Çocuklarınız sizinle olmadığında farklı davranabilir
Çocuklar çevrelerine, beklentilerine ve sonuçlarına göre davranışlarını değiştirdiklerinden evde ve okulda aynı davranmayabilirler. Bu onların davranışlarını ailelerinin görmeyecekleri ortamlarda değiştiği anlamına gelir. Çocuklar sezgisel olarak, kendileri gibi yüzlerce çocuk arasında oldukları okulda, ilgi odağı olamayacaklarını anladıklarında davranışları değişiklik gösterir.

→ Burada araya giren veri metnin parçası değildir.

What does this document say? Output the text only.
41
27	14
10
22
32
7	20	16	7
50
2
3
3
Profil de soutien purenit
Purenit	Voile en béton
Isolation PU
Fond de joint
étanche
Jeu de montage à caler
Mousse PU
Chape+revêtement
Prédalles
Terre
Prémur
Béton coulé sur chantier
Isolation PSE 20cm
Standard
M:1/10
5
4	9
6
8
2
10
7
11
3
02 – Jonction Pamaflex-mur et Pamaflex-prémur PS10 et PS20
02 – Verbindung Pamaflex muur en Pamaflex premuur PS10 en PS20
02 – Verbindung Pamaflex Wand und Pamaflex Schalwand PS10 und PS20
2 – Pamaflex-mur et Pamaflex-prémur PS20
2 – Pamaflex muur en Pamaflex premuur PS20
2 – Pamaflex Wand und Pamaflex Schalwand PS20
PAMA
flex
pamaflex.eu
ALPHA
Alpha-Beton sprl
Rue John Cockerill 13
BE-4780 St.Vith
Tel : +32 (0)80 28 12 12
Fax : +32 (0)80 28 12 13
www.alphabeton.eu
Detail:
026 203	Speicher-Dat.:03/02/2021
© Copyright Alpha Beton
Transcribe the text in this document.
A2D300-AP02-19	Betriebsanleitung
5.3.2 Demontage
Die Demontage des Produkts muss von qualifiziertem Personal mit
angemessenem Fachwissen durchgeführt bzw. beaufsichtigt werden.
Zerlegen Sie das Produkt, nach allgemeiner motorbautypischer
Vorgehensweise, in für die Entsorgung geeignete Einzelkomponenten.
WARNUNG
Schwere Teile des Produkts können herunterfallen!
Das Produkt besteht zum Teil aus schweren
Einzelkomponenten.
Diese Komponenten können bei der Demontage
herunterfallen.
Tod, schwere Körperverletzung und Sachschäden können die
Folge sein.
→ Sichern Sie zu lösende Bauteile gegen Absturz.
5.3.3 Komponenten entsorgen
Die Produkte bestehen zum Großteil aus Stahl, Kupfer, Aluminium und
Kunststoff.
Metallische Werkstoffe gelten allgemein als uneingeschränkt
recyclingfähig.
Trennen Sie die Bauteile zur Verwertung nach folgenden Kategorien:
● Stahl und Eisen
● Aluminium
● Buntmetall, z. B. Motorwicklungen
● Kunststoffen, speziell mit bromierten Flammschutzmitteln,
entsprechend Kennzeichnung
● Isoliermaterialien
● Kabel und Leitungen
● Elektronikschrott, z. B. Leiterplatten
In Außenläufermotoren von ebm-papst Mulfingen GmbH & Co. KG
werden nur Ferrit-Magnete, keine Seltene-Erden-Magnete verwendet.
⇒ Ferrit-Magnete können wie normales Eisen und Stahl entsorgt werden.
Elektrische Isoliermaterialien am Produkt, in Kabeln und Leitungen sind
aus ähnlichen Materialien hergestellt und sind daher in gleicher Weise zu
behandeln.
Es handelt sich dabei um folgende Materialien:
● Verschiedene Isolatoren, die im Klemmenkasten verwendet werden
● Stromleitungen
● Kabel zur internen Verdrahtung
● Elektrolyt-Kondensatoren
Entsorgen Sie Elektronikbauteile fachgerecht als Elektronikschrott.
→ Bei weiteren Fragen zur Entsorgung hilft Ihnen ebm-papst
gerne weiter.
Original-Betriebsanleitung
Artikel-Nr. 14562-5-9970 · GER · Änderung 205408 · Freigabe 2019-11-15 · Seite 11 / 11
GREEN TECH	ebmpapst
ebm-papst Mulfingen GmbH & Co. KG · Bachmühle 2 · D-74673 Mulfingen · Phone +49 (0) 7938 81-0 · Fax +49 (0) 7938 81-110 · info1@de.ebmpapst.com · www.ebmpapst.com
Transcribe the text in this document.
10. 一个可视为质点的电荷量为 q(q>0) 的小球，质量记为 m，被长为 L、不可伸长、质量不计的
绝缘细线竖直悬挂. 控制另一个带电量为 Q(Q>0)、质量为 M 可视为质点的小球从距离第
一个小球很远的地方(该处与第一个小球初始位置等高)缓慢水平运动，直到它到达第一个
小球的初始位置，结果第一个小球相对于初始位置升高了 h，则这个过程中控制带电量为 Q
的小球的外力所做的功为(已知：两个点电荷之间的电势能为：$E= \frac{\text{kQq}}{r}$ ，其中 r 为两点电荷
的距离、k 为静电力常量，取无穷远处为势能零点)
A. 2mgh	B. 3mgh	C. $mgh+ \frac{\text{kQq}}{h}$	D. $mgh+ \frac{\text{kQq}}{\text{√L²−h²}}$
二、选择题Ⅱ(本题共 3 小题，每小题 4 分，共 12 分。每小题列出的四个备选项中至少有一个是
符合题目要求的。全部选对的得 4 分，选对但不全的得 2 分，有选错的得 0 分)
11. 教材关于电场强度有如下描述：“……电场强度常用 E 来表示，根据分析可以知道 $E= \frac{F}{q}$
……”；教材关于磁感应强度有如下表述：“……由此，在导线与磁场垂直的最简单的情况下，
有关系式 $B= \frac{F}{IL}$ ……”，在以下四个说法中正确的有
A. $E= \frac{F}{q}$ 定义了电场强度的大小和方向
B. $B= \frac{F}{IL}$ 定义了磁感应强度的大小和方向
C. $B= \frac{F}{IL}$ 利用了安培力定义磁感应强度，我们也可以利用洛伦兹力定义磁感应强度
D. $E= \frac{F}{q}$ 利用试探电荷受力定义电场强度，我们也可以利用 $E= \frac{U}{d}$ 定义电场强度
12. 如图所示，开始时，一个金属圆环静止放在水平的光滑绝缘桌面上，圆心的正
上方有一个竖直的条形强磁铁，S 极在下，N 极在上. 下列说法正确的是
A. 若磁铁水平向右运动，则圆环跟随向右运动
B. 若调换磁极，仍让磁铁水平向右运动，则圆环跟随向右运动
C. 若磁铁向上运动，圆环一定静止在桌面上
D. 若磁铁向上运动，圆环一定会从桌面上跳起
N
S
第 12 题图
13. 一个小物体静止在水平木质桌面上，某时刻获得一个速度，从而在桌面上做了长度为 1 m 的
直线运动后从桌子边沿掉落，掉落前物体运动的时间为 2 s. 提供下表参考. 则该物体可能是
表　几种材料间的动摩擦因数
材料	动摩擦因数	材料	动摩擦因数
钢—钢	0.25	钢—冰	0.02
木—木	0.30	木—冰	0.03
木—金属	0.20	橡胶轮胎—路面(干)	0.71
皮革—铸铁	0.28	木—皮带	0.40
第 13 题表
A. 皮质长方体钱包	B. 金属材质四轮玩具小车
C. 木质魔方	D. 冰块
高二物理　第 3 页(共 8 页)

Bu sebeple aileler öğretmenler ile iş birliği içinde olmalıdır.
Tüm eğitim sorumluluğu öğretmene bırakılmamalıdır
Ebeveynlerin çocukları için en iyi okul ve öğretmeni seçme çabası bazen aylarca sürer. Ancak bu aşamadan sonra veliler rollerinin orada sona erdiğine dair hatalı düşünceye kapılabilirler. Oysa çocuğun iyi, uzun süreli çalışma ve kişisel gelişim alışkanlıklarını geliştirme şansı hâlen sadece ebeveyn tarafından desteklenebilecek bir durumdur.
Öğretmenlerin çoğu her gün her çocukla sosyal bağ kuramayabilir
Okulda çok sayıda öğrenci olduğundan öğretmenler her gün sizin çocuğunuz ile özel bağlantı kuramayabilir. Öğretmenin tüm çocuklara bireysel olarak dikkat etmesi fiziksel olarak imkansızdır. Öğretmenler sınırlı kaynaklarını en çok ihtiyaç duyan çocuklarda kullanmaya eğilimlidir. Bunu bekleyen bir ebeveyn, bir defa daha gerçekçi bir şekilde düşünmelidir. Bu gibi durumların önüne geçebilmek için ise ebeveynler çocuklar ile sık sık sohbet etmeli gerektiğinde öğretmene bilgi vermelidir. Sınıf mevcudunun 10-15 kişi ile sınırlı olduğu okullarda bu sosyal bağı kurmak daha mümkünken 30 -35 ve daha fazla mevcutlu okullarda bu sosyal bağın kurulması çok da mümkün değildir. Bu nedenle özellikle kalabalık sınıflı okullarda okul ve aile iletişimi daha iyi oluşturulmalıdır.